Excerpted from my nightly notes as I traveled through India on Mozilla work. This part covers our voyage to Pune and Mumbai.
February 21
The guy working at the bakery knows where it is, or so he says. He gesticulates emphatically, pointing to the alley behind the neon INRI above the cross, which serves as an illuminating reminder that we’re in a big Roman Catholic neighborhood. I’ve been leading sethb and pike on a tour of Mumbai’s narrow winding lanes, all to further the discourse about the Open Web. We’re in Chuim Village on a Sunday night, after having left GNUnify 2010 in Pune. We’re on our way to the pad.ma offices and are following Sanjay Bhangar’s detailed directions. We’re here to talk to some of the Mozilla Mumbai community about HTML5, video, and emerging web technologies, and to ingest beer and delicious biriyani. We find out that Jan Gerber (who wrote Firefogg) and Sebastian Luetgert are in Mumbai as well, representing the impressive 0xdb.org movie database and working with pad.ma. It promises to be a very interesting evening, if we can actually find the place.

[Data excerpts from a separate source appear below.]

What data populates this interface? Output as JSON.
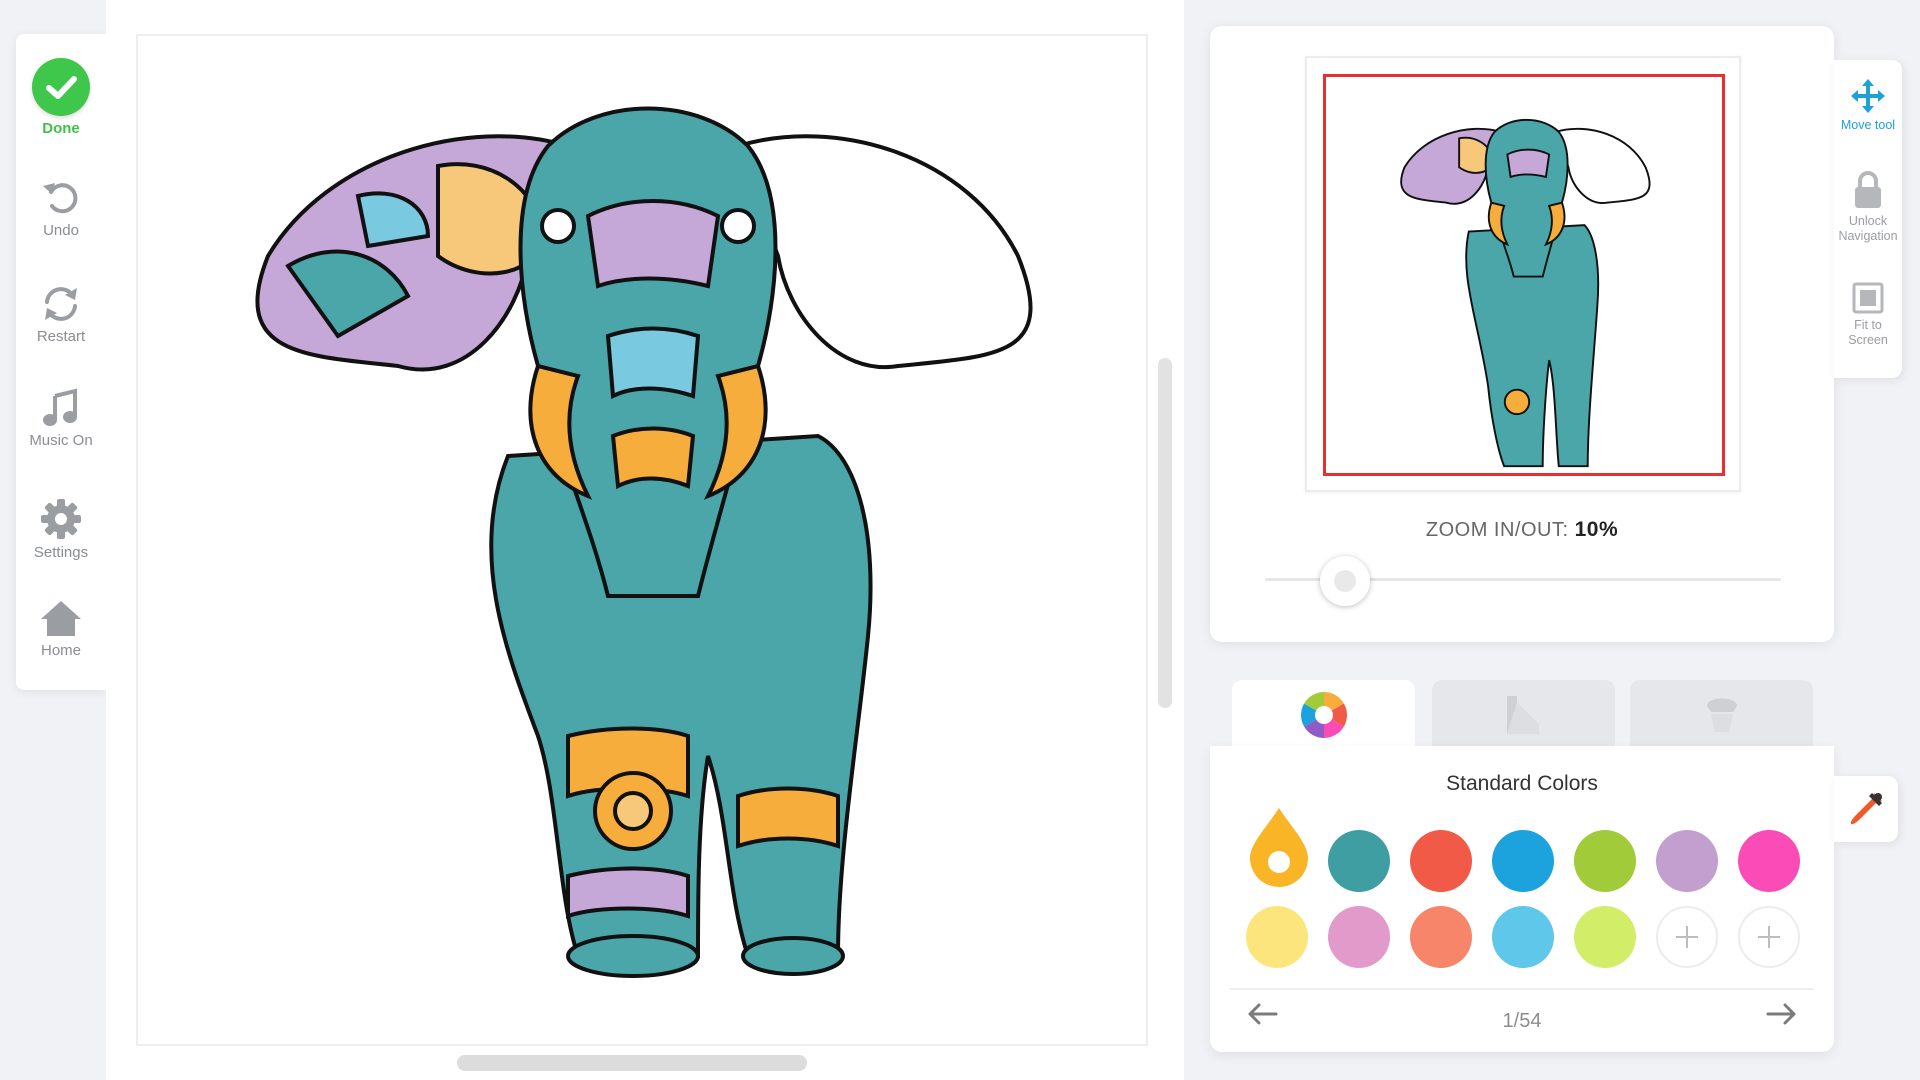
{
  "left_toolbar": {
    "items": [
      {
        "label": "Done",
        "icon": "check-icon"
      },
      {
        "label": "Undo",
        "icon": "undo-icon"
      },
      {
        "label": "Restart",
        "icon": "restart-icon"
      },
      {
        "label": "Music On",
        "icon": "music-icon"
      },
      {
        "label": "Settings",
        "icon": "gear-icon"
      },
      {
        "label": "Home",
        "icon": "home-icon"
      }
    ]
  },
  "navigator": {
    "zoom_label": "ZOOM IN/OUT:",
    "zoom_value": "10%",
    "zoom_fraction": 0.1
  },
  "right_tools": {
    "items": [
      {
        "label": "Move tool",
        "icon": "move-icon"
      },
      {
        "label": "Unlock Navigation",
        "icon": "lock-icon"
      },
      {
        "label": "Fit to Screen",
        "icon": "fit-screen-icon"
      }
    ]
  },
  "tabs": [
    {
      "name": "color-wheel",
      "icon": "color-wheel-icon",
      "active": true
    },
    {
      "name": "gradients",
      "icon": "gradient-icon",
      "active": false
    },
    {
      "name": "textures",
      "icon": "chef-icon",
      "active": false
    }
  ],
  "palette": {
    "title": "Standard Colors",
    "selected": "#f9b526",
    "colors": [
      "#f9b526",
      "#3f9ea1",
      "#f05a46",
      "#1ca2dc",
      "#a2cb39",
      "#c39fd0",
      "#fb4bb7",
      "#fde57d",
      "#e19ac9",
      "#f6856a",
      "#5ec7ea",
      "#d2ee69"
    ],
    "page": "1/54"
  },
  "colors": {
    "accent_green": "#3fc74c",
    "accent_blue": "#1ea0d8",
    "viewport_red": "#e8302f"
  }
}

Earlier in the same Sunday, sethb, ragavan, pike and I spoke to the PuneTech community, consisting of local startups and techies in the Pune area. We talked about the entrepreneurial opportunities accorded by the open web. Here’s the presentation I used to stimulate discussion. I talked about HTML5 (inclusive of the WebApps APIs, such as the File API and Orientation Events), CSS3’s @font-face
property, and discussed the potential this had for Indic fonts. We closed with demos of Ambiera’s amazing Copperlicht JavaScript 3D engine built on WebGL. There was lots of talk about what open video and the video API actually meant for web applications, and the questions flowed freely. sethb then ran an ad-hoc entrepreneur’s competition to come up with great open web applications, splitting the room up into groups of three. Ideas included an Indian equivalent to typekit.com and e-learning for the hearing challenged using the HTML5 video API to nest videos within videos (with sign language in the interior video explaining the exterior one). Gurminder gives us a summary.

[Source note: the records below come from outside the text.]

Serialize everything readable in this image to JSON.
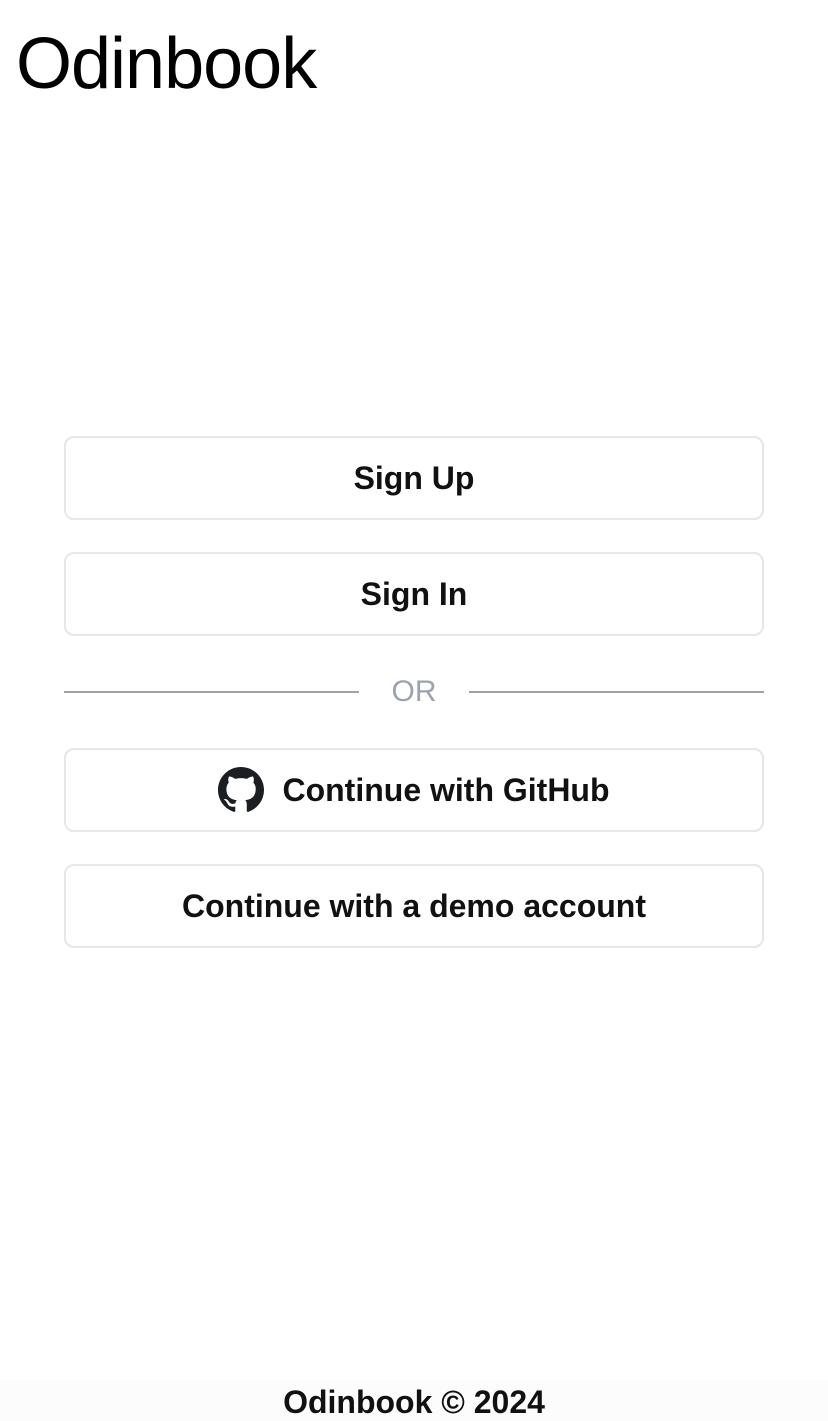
{
  "header": {
    "title": "Odinbook"
  },
  "auth": {
    "sign_up_label": "Sign Up",
    "sign_in_label": "Sign In",
    "divider_text": "OR",
    "github_label": "Continue with GitHub",
    "github_icon": "github-icon",
    "demo_label": "Continue with a demo account"
  },
  "footer": {
    "text": "Odinbook © 2024"
  },
  "colors": {
    "border": "#e5e7eb",
    "divider": "#9ca3af",
    "text": "#111111"
  }
}
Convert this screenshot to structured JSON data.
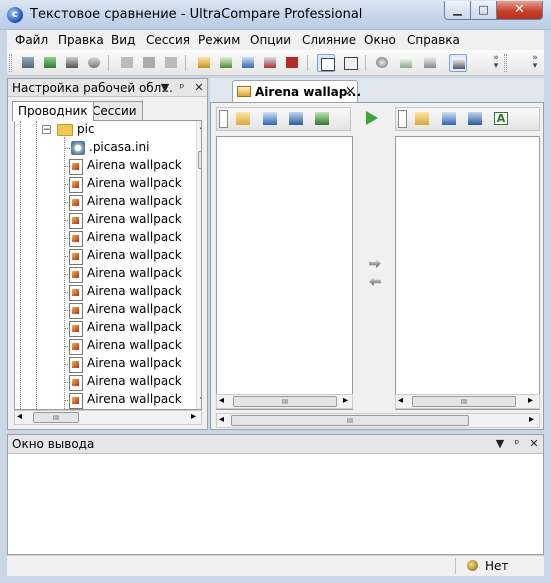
{
  "window": {
    "title": "Текстовое сравнение - UltraCompare Professional",
    "app_icon_letter": "c",
    "minimize_glyph": "▁",
    "maximize_glyph": "□",
    "close_glyph": "✕"
  },
  "menu": [
    "Файл",
    "Правка",
    "Вид",
    "Сессия",
    "Режим",
    "Опции",
    "Слияние",
    "Окно",
    "Справка"
  ],
  "workspace_panel": {
    "title": "Настройка рабочей обл...",
    "tabs": [
      "Проводник",
      "Сессии"
    ],
    "active_tab": "Проводник",
    "tree": {
      "folder": "pic",
      "files": [
        ".picasa.ini",
        "Airena wallpack",
        "Airena wallpack",
        "Airena wallpack",
        "Airena wallpack",
        "Airena wallpack",
        "Airena wallpack",
        "Airena wallpack",
        "Airena wallpack",
        "Airena wallpack",
        "Airena wallpack",
        "Airena wallpack",
        "Airena wallpack",
        "Airena wallpack",
        "Airena wallpack"
      ]
    }
  },
  "document_tab": {
    "label": "Airena wallap...",
    "close_glyph": "×"
  },
  "output_panel": {
    "title": "Окно вывода"
  },
  "statusbar": {
    "text": "Нет"
  },
  "panel_glyphs": {
    "dropdown": "▼",
    "pin": "ᵖ",
    "close": "✕"
  },
  "scroll_glyphs": {
    "left": "◂",
    "right": "▸",
    "up": "▴",
    "down": "▾",
    "thumb": "III"
  },
  "colors": {
    "title_gradient_top": "#dbe7f4",
    "close_button": "#c7422a",
    "run_arrow": "#3aa63a",
    "folder": "#f3c552"
  }
}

There weren’t as many questions on Friday, when I gave a similar demo-driven talk about the open web as part of GNUnify 2010. ragavan talked about Mozilla Labs, and sparked much discussion about OpenID. It’s clear that identity is probably one of the juiciest problems on the web. pike gave an overview of advances the Mozilla project has made with respect to localization.

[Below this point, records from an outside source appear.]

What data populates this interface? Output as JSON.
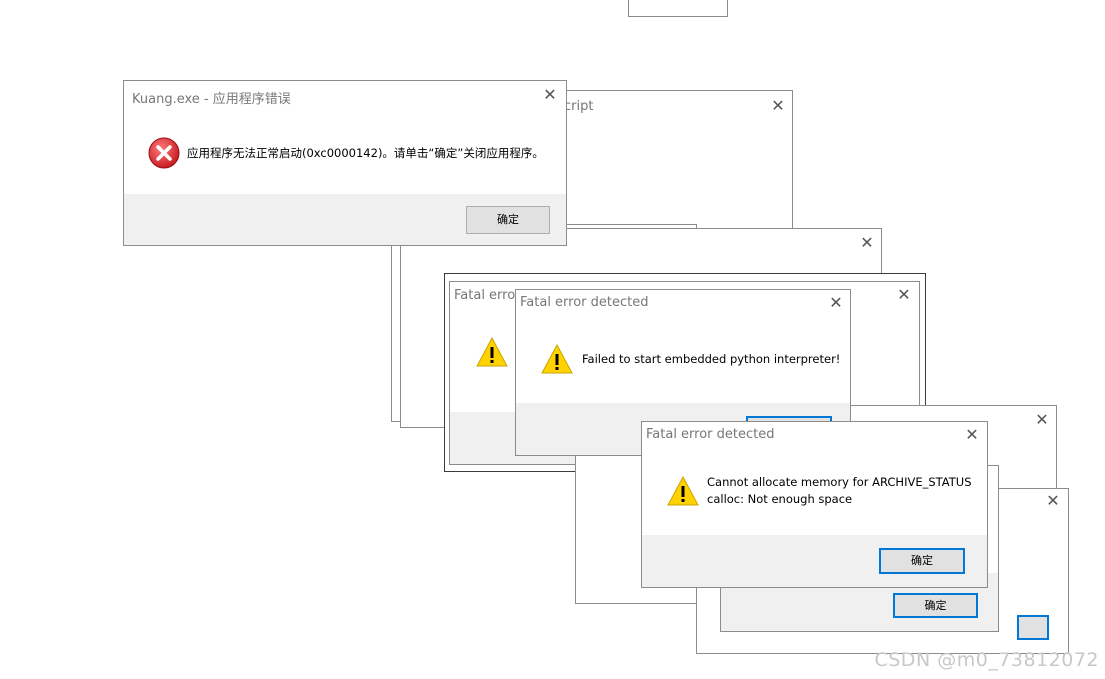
{
  "kuang": {
    "title": "Kuang.exe - 应用程序错误",
    "message": "应用程序无法正常启动(0xc0000142)。请单击“确定”关闭应用程序。",
    "ok_label": "确定"
  },
  "back_script": {
    "title_fragment": "cript"
  },
  "fatal_behind": {
    "title": "Fatal error"
  },
  "fatal_python": {
    "title": "Fatal error detected",
    "message": "Failed to start embedded python interpreter!"
  },
  "fatal_memory": {
    "title": "Fatal error detected",
    "message_line1": "Cannot allocate memory for ARCHIVE_STATUS",
    "message_line2": "calloc: Not enough space",
    "ok_label": "确定"
  },
  "lower_dialog": {
    "ok_label": "确定"
  },
  "watermark": "CSDN @m0_73812072",
  "icons": {
    "error": "error-icon",
    "warning": "warning-icon",
    "close": "close-icon"
  },
  "colors": {
    "focus_border": "#0078d7",
    "footer": "#f0f0f0",
    "error_red": "#d9262b",
    "warning_yellow": "#ffd200"
  }
}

You’d think I’d be exhausted by the time we leave Pune and get to Mumbai, but I’m simply hyper by the time we arrive on Sunday evening. Following the guy in the bakery’s directions, we navigate our way up some stairs to a charming rooftop overlooking Chuim. The pad.ma folks have got us together for an eclectic evening of code and cinema, and have a large screen with a projector trained on it. My open web demos this time around are choreographed by fireworks from a local wedding, punctuating their punch. Attendees ask us a bunch of questions, and I relish the opportunity to geek out a bit with Sanjay, Jan, Sebastian, and folks from the gnowledge.org project (who have a bunch of SVG questions for me). Jan and Sebastian have put together really slick UI on 0xdb.org, and are passionate advocates of stylable scrollbars, a la WebKit. All the while, we’re drinking beers and eating Mumbai’s best biriyani.
Our trip is off to a great start. Firefox accounts for 30% of the Indian browser market, and it’s clear that we have a vibrant community here. We have a few days of meetings lined up in Mumbai, and I’m going into all of them fairly amped.